Como o sr. avalia a atuação do TCU para onde agora está indo? Vê muita interferência na gestão?

A Corte de Contas tem sido uma referência de decisões muito técnicas. O TCU não tem que ser visto como um órgão punitivo, mas também como um órgão que auxilie os gestores e o processo de governança para ter um País com mais efetividade nas políticas públicas, orientando e atuando de forma preventiva para que não haja desvio ou mau uso do recurso público.

O sr.é um dos principais auxiliares do presidente Bolsonaro e próximo da família. Como vai atuar com independência no TCU?

Com toda honestidade, da mesma maneira que atuei no governo. Como subchefe para Assuntos Jurídicos, tive que ser independente. Não foram poucas as vezes em que eu tive de dizer ao presidente que não era a melhor decisão. Nem sempre eu disse sim ao presidente. Tudo o que ele tinha intenção de fazer e, às vezes, eu não concordava ou precisava fazer alguma ponderação, eu fiz com todo o respeito e ele também respeitou minha independência funcional. Fui muito honesto com ele, comigo mesmo e com minha função.

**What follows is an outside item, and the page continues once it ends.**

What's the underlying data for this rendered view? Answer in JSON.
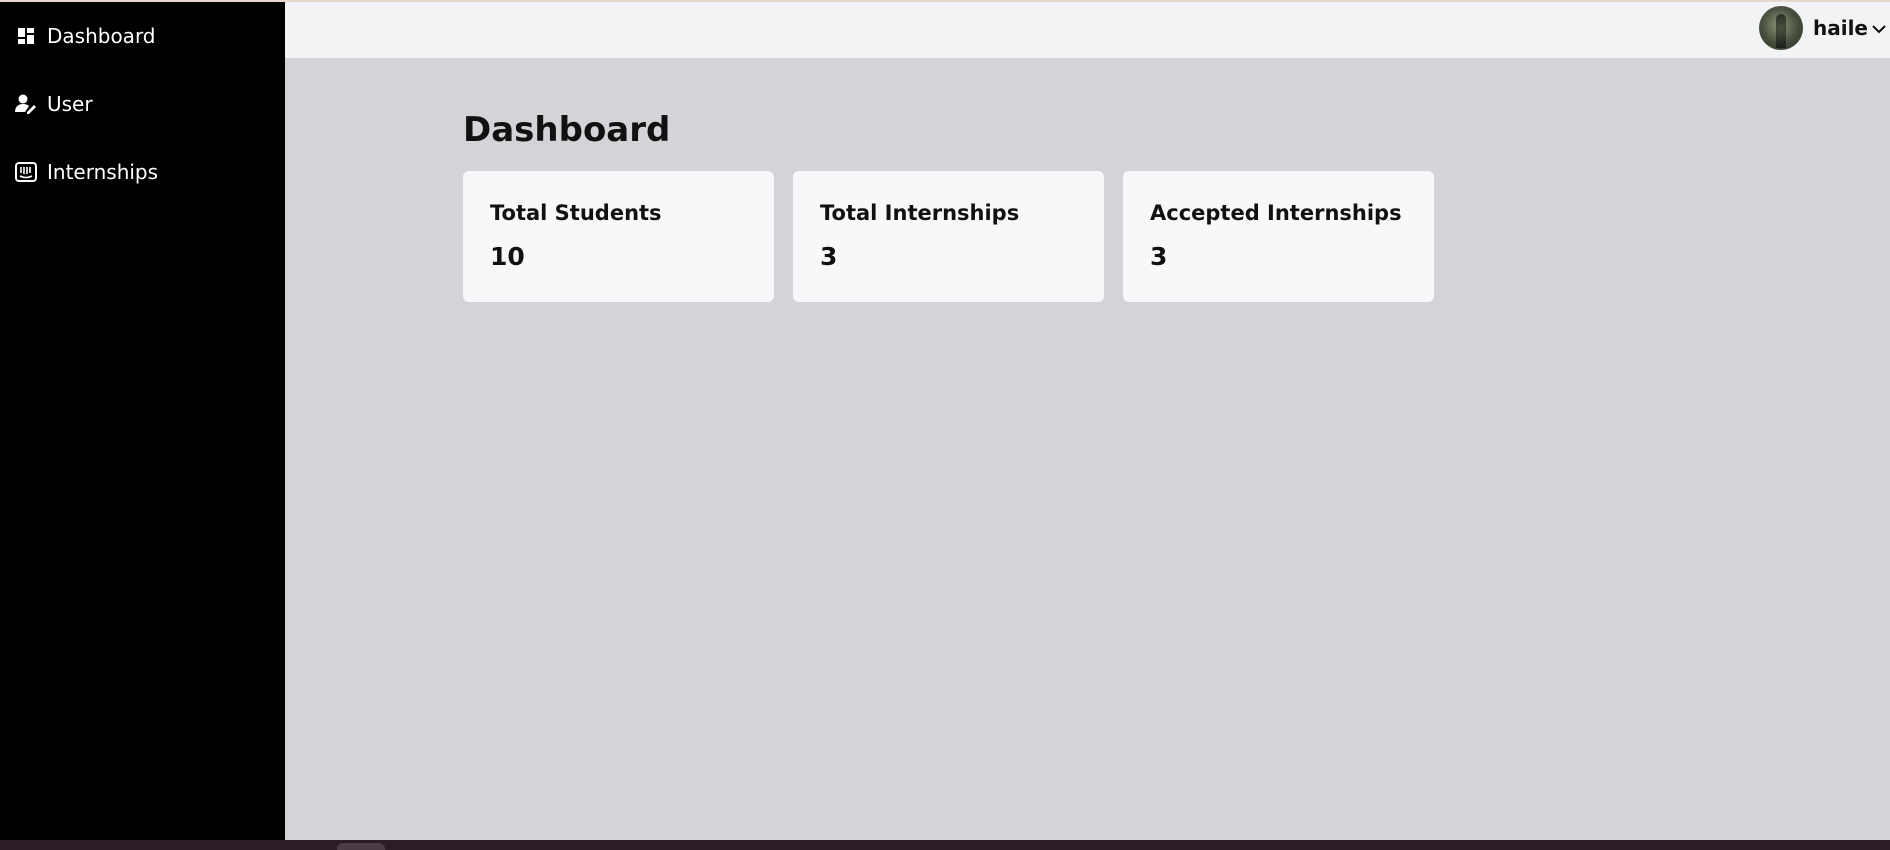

O sr. era cotado para o STF, mas a vaga acabou com o ministro Kássio Nunes Marques e o senhor indicado para o TCU. Como foi essa construção?

Nunca teve essa cogitação. O nome considerado (dentro do governo) era o do ministro André Mendonça. Sempre o defendi e defendo o nome dele para a segunda vaga porque entendo que ele reúne as condições técnicas e pessoais (Bolsonaro poderá indicar um novo integrante para o STF em julho, com a aposentadoria do ministro Marco Aurélio Mello). É comprometido, íntegro e extremamente inteligente e preparado. A vaga do TCU me surpreendeu porque não era previsto que fosse agora, mas o ministro José Múcio optou por se aposentar e essa é a única das três vagas que é de livre indicação do presidente. Fiquei muito feliz e motivado de fazer um bom trabalho, mas também muito triste de deixar o governo. Vou com o compromisso de fazer um trabalho técnico.

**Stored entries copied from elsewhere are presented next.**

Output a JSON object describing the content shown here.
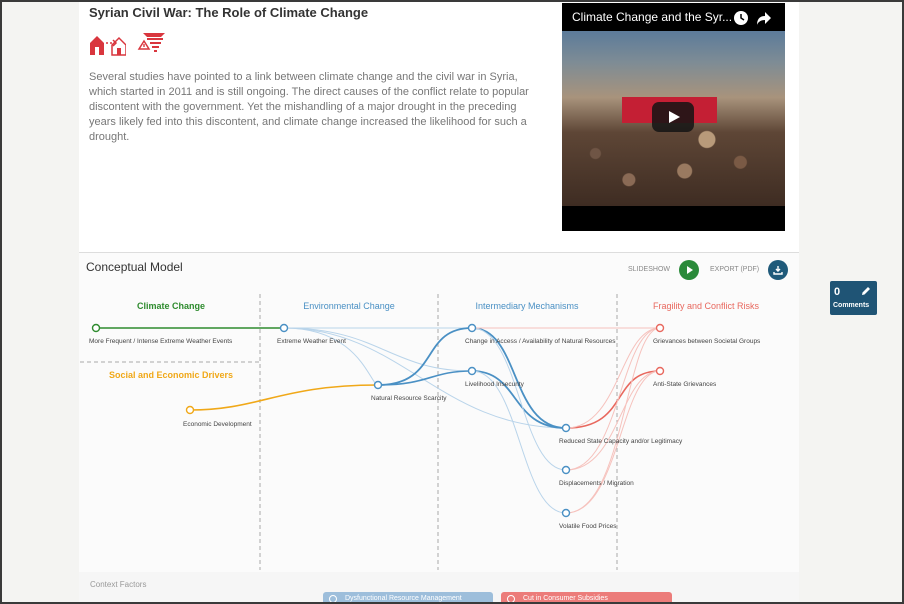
{
  "case": {
    "title": "Syrian Civil War: The Role of Climate Change",
    "description": "Several studies have pointed to a link between climate change and the civil war in Syria, which started in 2011 and is still ongoing. The direct causes of the conflict relate to popular discontent with the government. Yet the mishandling of a major drought in the preceding years likely fed into this discontent, and climate change increased the likelihood for such a drought.",
    "tags": [
      "migration-icon",
      "disaster-icon"
    ],
    "accent_color": "#d9363e"
  },
  "video": {
    "title": "Climate Change and the Syr...",
    "icons": [
      "clock-icon",
      "share-icon",
      "play-icon"
    ]
  },
  "model": {
    "title": "Conceptual Model",
    "slideshow_label": "SLIDESHOW",
    "export_label": "EXPORT (PDF)",
    "columns": {
      "climate": "Climate Change",
      "social": "Social and Economic Drivers",
      "environmental": "Environmental Change",
      "intermediary": "Intermediary Mechanisms",
      "fragility": "Fragility and Conflict Risks"
    },
    "nodes": {
      "n1": "More Frequent / Intense Extreme Weather Events",
      "n2": "Economic Development",
      "n3": "Extreme Weather Event",
      "n4": "Natural Resource Scarcity",
      "n5": "Change in Access / Availability of Natural Resources",
      "n6": "Livelihood Insecurity",
      "n7": "Reduced State Capacity and/or Legitimacy",
      "n8": "Displacements / Migration",
      "n9": "Volatile Food Prices",
      "n10": "Grievances between Societal Groups",
      "n11": "Anti-State Grievances"
    },
    "colors": {
      "climate": "#2e8b2e",
      "social": "#f0a818",
      "environmental": "#4a90c4",
      "intermediary": "#4a90c4",
      "fragility": "#e8685e"
    }
  },
  "context": {
    "label": "Context Factors",
    "chips": [
      "Dysfunctional Resource Management",
      "Cut in Consumer Subsidies"
    ]
  },
  "comments": {
    "count": "0",
    "label": "Comments"
  }
}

O sr. está preparado para as críticas por ser próximo ao presidente?

Não macula em nada ter proximidade com o presidente, porque no TCU não se decide sozinho. Há um colegiado. As contas do presidente nem sequer são aprovadas pelo TCU, são apreciadas. Quem aprova é o Congresso. Eu serei um entre os nove ministros que vão avaliar os atos de gestão desse presidente e de todo os demais que vieram depois dele. Se tiver que adotar qualquer medida, vou adotar. Vou manter a amizade com ele. Pretendo frequentar a casa do presidente, seja ele presidente ou não. As críticas são naturais, mas não vou fingir que não sou amigo do presidente. É uma relação até de família. Pelo novo cargo, não vou negar que não existe uma amizade, mas não vou me furtar de exercer meu dever funcional e para isso terei uma assessoria técnica muito qualificada. Não ocorrem decisões monocráticas para beneficiar o presidente, é impossível que isso aconteça.

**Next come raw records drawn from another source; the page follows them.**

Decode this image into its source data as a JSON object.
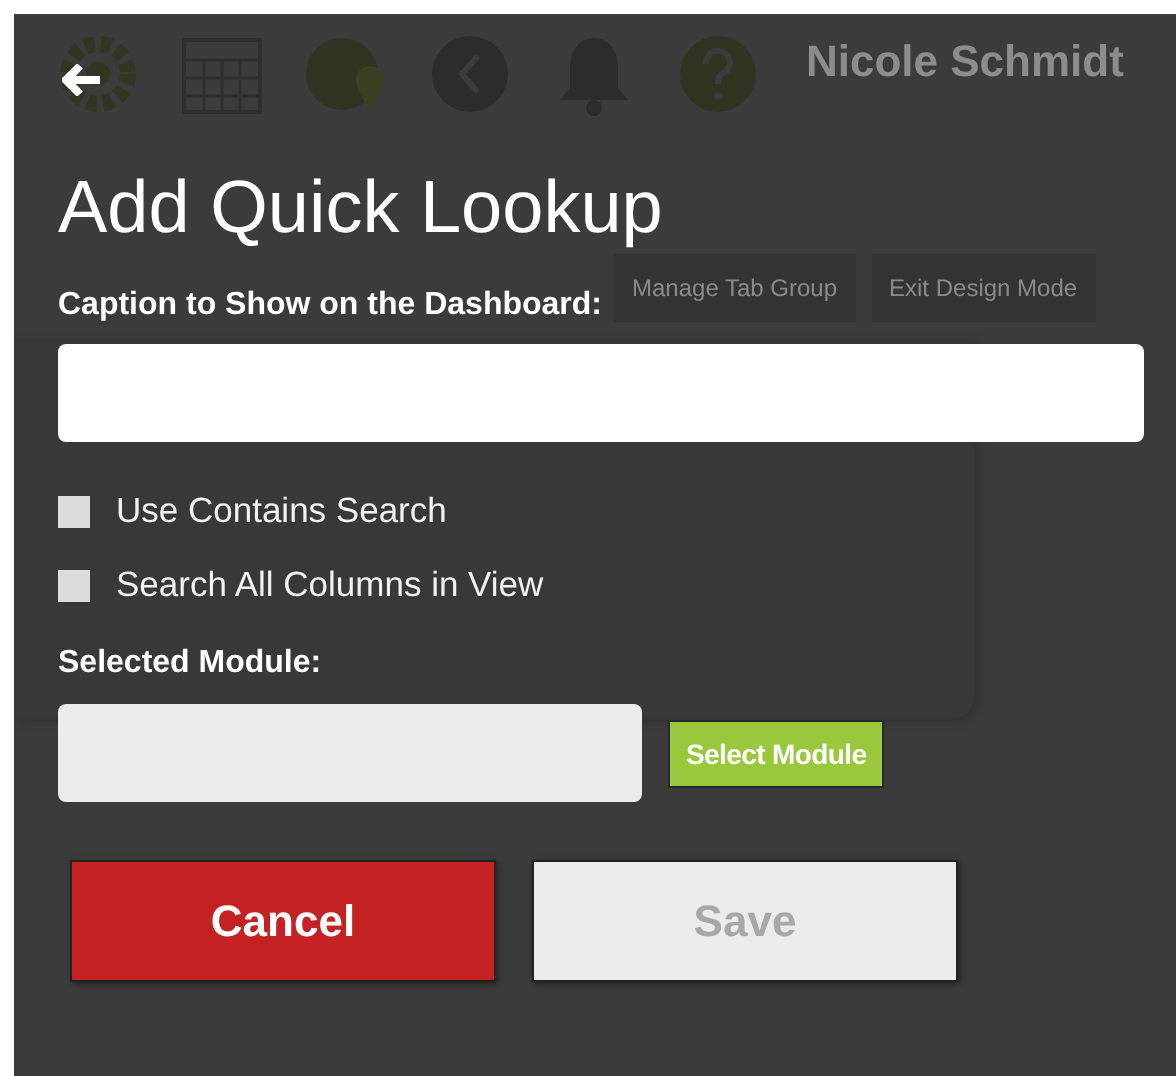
{
  "backdrop": {
    "user_name": "Nicole Schmidt",
    "buttons": [
      "Manage Tab Group",
      "Exit Design Mode"
    ]
  },
  "dialog": {
    "title": "Add Quick Lookup",
    "caption_label": "Caption to Show on the Dashboard:",
    "options": [
      {
        "label": "Use Contains Search",
        "checked": false
      },
      {
        "label": "Search All Columns in View",
        "checked": false
      }
    ],
    "module_label": "Selected Module:",
    "select_button": "Select Module",
    "buttons": [
      {
        "label": "Cancel",
        "kind": "cancel",
        "disabled": false
      },
      {
        "label": "Save",
        "kind": "save",
        "disabled": true
      }
    ]
  }
}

O TCU analisa em janeiro se gastos que sobraram do Orçamento de Guerra e serão transferidos para o ano que vem ficarão fora ou dentro do teto de gastos no orçamento de 2021?

Não vou antecipar porque nem sequer tomei posse, mas defendo que a decisão sobre o resto a pagar deve ser um debate bem racional para atender a sociedade. Penso que vivemos um momento excepcional e temos que tratar de modo muito particular esse momento. Não dá para manter a mesma regra que tinha. Não sou contra o teto, só que o teto diante de uma excepcionalidade tem que ter uma visão diferenciada.

O Brasil se aproxima dos 200 mil mortos por causa da covid-19. Durante a pandemia, o Brasil teve três ministros da Saúde e até agora a população não tem informações claras sobre quando terá o acesso à vacina.  O governo federal errou?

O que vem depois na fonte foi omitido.